Here are some code fragments in case they help to understand my goal:

(...)

import config as cfg    # Custom .py file
import tensorflow as tf

# x_train, x_val and x_test are previously split file paths lists
train_ds = tf.data.Dataset.from_tensor_slices([str(p) for p in x_train])
val_ds = tf.data.Dataset.from_tensor_slices([str(p) for p in x_val])
test_ds = tf.data.Dataset.from_tensor_slices([str(p) for p in x_test])

train_ds = configure_tf_ds(train_ds)
val_ds = configure_tf_ds(val_ds)
test_ds = configure_tf_ds(test_ds)

def configure_tf_ds(self, tf_ds, buf_size):
    # reshuffle_each_iteration=True ensures that data is shuffled each time it is iterated
    tf_ds = tf_ds.shuffle(buffer_size=cfg.SHUFFLE_BUF_SIZE, seed=cfg.seed, reshuffle_each_iteration=True)
    
    tf_ds = tf_ds.map(lambda x: tf.py_function(self.process_path, [x], [self.img_dtpye, self.label_dtype]))

    tf_ds = tf_ds.batch(self.batch_size) 

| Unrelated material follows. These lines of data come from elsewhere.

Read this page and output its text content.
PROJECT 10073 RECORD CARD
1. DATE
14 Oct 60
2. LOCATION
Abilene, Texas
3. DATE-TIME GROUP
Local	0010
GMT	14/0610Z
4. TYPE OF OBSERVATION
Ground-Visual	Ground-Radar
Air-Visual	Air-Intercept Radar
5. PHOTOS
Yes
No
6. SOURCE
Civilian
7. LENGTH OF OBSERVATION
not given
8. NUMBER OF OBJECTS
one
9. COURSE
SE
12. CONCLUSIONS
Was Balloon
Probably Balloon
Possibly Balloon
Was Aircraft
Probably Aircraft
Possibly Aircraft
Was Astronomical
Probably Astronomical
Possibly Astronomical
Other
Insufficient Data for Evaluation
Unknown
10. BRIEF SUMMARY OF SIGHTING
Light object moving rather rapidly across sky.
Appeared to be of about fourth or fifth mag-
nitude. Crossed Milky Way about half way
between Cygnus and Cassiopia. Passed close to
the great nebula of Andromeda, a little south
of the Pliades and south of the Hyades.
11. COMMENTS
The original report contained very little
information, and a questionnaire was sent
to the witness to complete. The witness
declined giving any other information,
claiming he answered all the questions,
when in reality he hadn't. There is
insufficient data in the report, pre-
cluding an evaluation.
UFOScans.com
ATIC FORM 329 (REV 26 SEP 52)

    tf_ds = tf_ds.prefetch(buffer_size=tf.data.AUTOTUNE)

    return tf_ds

def process_path(self, file_path):
    # Labels are extracted from the file path, not relevant for my problem
    label = get_label(file_path)
    path = bytes.decode(file_path.numpy()).lower()
    img = None
    # Open and process images depending on their file paths' extension: FITS, FIT, JPG
    if "fit" in path:
        img = tf.py_function(func=self.decode_fits, inp=[file_path], Tout=self.img_dtpye)  
    else:
        img = tf.py_function(func=self.decode_img, inp=[file_path], Tout=self.img_dtpye)  

    return img, label

model.fit(train_ds, epochs=50, validation_data=val_ds)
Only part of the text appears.